Example: For the AI assistant, the SAM could be digital assistants used by small business owners in the US and UK.

Why it matters: SAM refines the opportunity into a realistic target, forming the basis for short-term projections and strategic planning.

What is SOM in Market Sizing?

SOM (Serviceable Obtainable Market) is the slice of SAM your business can realistically capture within 1–3 years, factoring in competition, sales capacity, and marketing resources.

Example: If the AI assistant company expects to capture 2% of the US/UK small business digital assistant market in two years, that 2% is its SOM.

Why it matters: SOM informs tactical planning, investor confidence, and achievable sales targets.


Beyond the Trio: Earlyvangelists (EVG)

Earlyvangelists are more than early adopters. They are your first customers with urgent, unsolved problems, budget authority, and a willingness to test new solutions.

Key Traits of Earlyvangelists:

  • Deep awareness of the problem
  • Actively seeking solutions
  • Budget and authority to buy
  • Willingness to tolerate imperfections
  • Evangelistic promotion if satisfied

Why they matter: EVGs validate product-market fit, provide early revenue, offer valuable feedback, and help generate organic growth.


How to Calculate Market Size: Top-Down vs Bottom-Up

Top-Down Approach

  • Method: Start with broad industry data, then narrow by filters (e.g., geography, product type).
  • Example: Start with global auto market → EV share → sedan/SUV share → target region.
  • Pros: Fast, useful for TAM.
  • Cons: Risk of overestimation.

Bottom-Up Approach

  • Method: Build from customer-level data: number of potential buyers × average revenue per user.
  • Example: For SaaS, estimate companies × users per company × subscription fee.
  • Pros: More accurate for SAM/SOM, customer-driven.
  • Cons: Requires detailed research.

Best practice: Combine both methods.
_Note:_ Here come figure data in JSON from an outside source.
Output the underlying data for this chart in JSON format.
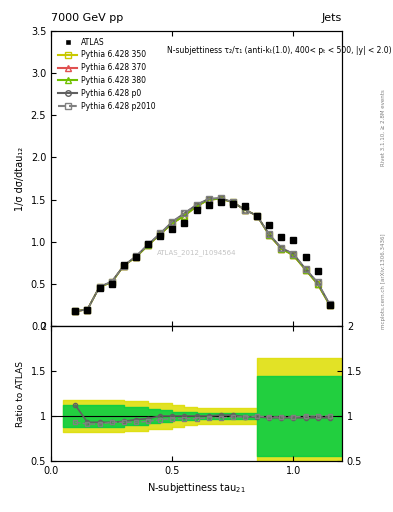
{
  "title_left": "7000 GeV pp",
  "title_right": "Jets",
  "right_label_top": "Rivet 3.1.10, ≥ 2.8M events",
  "right_label_bottom": "mcplots.cern.ch [arXiv:1306.3436]",
  "watermark": "ATLAS_2012_I1094564",
  "panel1_ylabel": "1/σ dσ/dtau₁₂",
  "panel1_xlabel": "",
  "panel2_ylabel": "Ratio to ATLAS",
  "panel2_xlabel": "N-subjettiness tau$_{21}$",
  "annotation": "N-subjettiness τ₂/τ₁ (anti-kₜ(1.0), 400< pₜ < 500, |y| < 2.0)",
  "ylim1": [
    0,
    3.5
  ],
  "ylim2": [
    0.5,
    2.0
  ],
  "xlim": [
    0.0,
    1.2
  ],
  "x_ticks": [
    0,
    0.5,
    1.0
  ],
  "x_data": [
    0.1,
    0.15,
    0.2,
    0.25,
    0.3,
    0.35,
    0.4,
    0.45,
    0.5,
    0.55,
    0.6,
    0.65,
    0.7,
    0.75,
    0.8,
    0.85,
    0.9,
    0.95,
    1.0,
    1.05,
    1.1,
    1.15
  ],
  "atlas_y": [
    0.18,
    0.2,
    0.46,
    0.5,
    0.73,
    0.82,
    0.97,
    1.07,
    1.15,
    1.22,
    1.38,
    1.44,
    1.47,
    1.45,
    1.42,
    1.31,
    1.2,
    1.06,
    1.02,
    0.82,
    0.66,
    0.25
  ],
  "py350_y": [
    0.18,
    0.2,
    0.47,
    0.52,
    0.72,
    0.82,
    0.96,
    1.09,
    1.22,
    1.31,
    1.42,
    1.5,
    1.51,
    1.47,
    1.38,
    1.31,
    1.08,
    0.92,
    0.84,
    0.67,
    0.5,
    0.25
  ],
  "py370_y": [
    0.18,
    0.2,
    0.47,
    0.52,
    0.72,
    0.82,
    0.96,
    1.09,
    1.22,
    1.31,
    1.42,
    1.5,
    1.51,
    1.47,
    1.38,
    1.31,
    1.08,
    0.92,
    0.84,
    0.67,
    0.5,
    0.25
  ],
  "py380_y": [
    0.18,
    0.2,
    0.47,
    0.52,
    0.72,
    0.82,
    0.96,
    1.09,
    1.22,
    1.31,
    1.42,
    1.5,
    1.51,
    1.47,
    1.38,
    1.31,
    1.08,
    0.92,
    0.84,
    0.67,
    0.5,
    0.25
  ],
  "pyp0_y": [
    0.18,
    0.2,
    0.47,
    0.53,
    0.72,
    0.83,
    0.97,
    1.1,
    1.24,
    1.34,
    1.44,
    1.51,
    1.52,
    1.47,
    1.38,
    1.31,
    1.09,
    0.93,
    0.86,
    0.68,
    0.52,
    0.26
  ],
  "pyp2010_y": [
    0.18,
    0.2,
    0.47,
    0.53,
    0.72,
    0.83,
    0.97,
    1.1,
    1.24,
    1.34,
    1.44,
    1.51,
    1.52,
    1.47,
    1.38,
    1.31,
    1.09,
    0.93,
    0.86,
    0.68,
    0.52,
    0.26
  ],
  "ratio_pyp0_y": [
    1.12,
    0.93,
    0.93,
    0.93,
    0.94,
    0.96,
    0.97,
    1.0,
    1.0,
    1.0,
    1.0,
    1.0,
    1.01,
    1.01,
    0.99,
    0.99,
    0.98,
    0.98,
    0.98,
    0.98,
    0.98,
    0.98
  ],
  "ratio_pyp2010_y": [
    0.93,
    0.91,
    0.91,
    0.93,
    0.93,
    0.93,
    0.94,
    0.96,
    0.97,
    0.97,
    0.97,
    0.98,
    0.98,
    0.99,
    0.99,
    1.0,
    0.99,
    0.99,
    0.99,
    1.0,
    1.0,
    1.0
  ],
  "green_band_lo": [
    0.88,
    0.88,
    0.88,
    0.88,
    0.9,
    0.9,
    0.92,
    0.93,
    0.95,
    0.96,
    0.97,
    0.97,
    0.97,
    0.97,
    0.97,
    0.55,
    0.55,
    0.55,
    0.55,
    0.55,
    0.55,
    0.55
  ],
  "green_band_hi": [
    1.12,
    1.12,
    1.12,
    1.12,
    1.1,
    1.1,
    1.08,
    1.07,
    1.05,
    1.04,
    1.03,
    1.03,
    1.03,
    1.03,
    1.03,
    1.45,
    1.45,
    1.45,
    1.45,
    1.45,
    1.45,
    1.45
  ],
  "yellow_band_lo": [
    0.82,
    0.82,
    0.82,
    0.82,
    0.83,
    0.83,
    0.85,
    0.86,
    0.88,
    0.9,
    0.91,
    0.91,
    0.91,
    0.91,
    0.91,
    0.4,
    0.4,
    0.4,
    0.4,
    0.4,
    0.4,
    0.4
  ],
  "yellow_band_hi": [
    1.18,
    1.18,
    1.18,
    1.18,
    1.17,
    1.17,
    1.15,
    1.14,
    1.12,
    1.1,
    1.09,
    1.09,
    1.09,
    1.09,
    1.09,
    1.65,
    1.65,
    1.65,
    1.65,
    1.65,
    1.65,
    1.65
  ],
  "color_350": "#c8c800",
  "color_370": "#e05050",
  "color_380": "#70c000",
  "color_p0": "#606060",
  "color_p2010": "#808080",
  "color_atlas": "#000000",
  "color_green_band": "#00cc44",
  "color_yellow_band": "#dddd00"
}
Use top-down for TAM estimates and bottom-up for SAM/SOM validation.


Why These Metrics Are Important

For Investors:

  • TAM: Long-term growth potential
  • SAM: Near-term opportunity validation
  • SOM: Execution feasibility
  • EVG: Proof of demand and traction

For Founders & Startups:

  • Idea validation & strategic focus
  • Resource allocation and fundraising
  • Early customer feedback loops

For Established Companies:

  • New product launch feasibility
  • Market expansion opportunities
  • Competitive benchmarking
  • Long-term strategy and M&A planning

Common Market Sizing Pitfalls

  • Markets shift: Technology, regulation, and consumer behavior change rapidly.
  • Assumptions drive results: Always state assumptions clearly.
  • Data quality varies: Use reputable sources and primary research.
  • Size ≠ Profitability: A large TAM doesn’t guarantee profit; consider competition and costs.

FAQs on Market Sizing

Q: What is the difference between TAM, SAM, and SOM?
A: TAM is total market demand, SAM is the portion you can serve, and SOM is the realistic share you can capture.

Q: How do you calculate market sizing?
A: Use a top-down approach (start broad, narrow down) or a bottom-up approach (customer-level estimates). Combining both works best.

Q: Who are Earlyvangelists (EVG)?
A: They are early customers with urgent problems, budget, and willingness to adopt and promote your product.

Q: Why do investors care about TAM, SAM, and SOM?
A: These metrics show market potential, realistic revenue opportunities, and execution strategy.


Bringing It All Together

  • Start Broad (TAM): Validate big-picture potential.
  • Get Realistic (SAM): Define the segment you can serve now.
  • Be Tactical (SOM): Set achievable near-term goals.
  • Fuel Growth (EVG): Engage your first passionate customers.

Market sizing isn’t just about numbers - it’s about strategy, validation, and execution.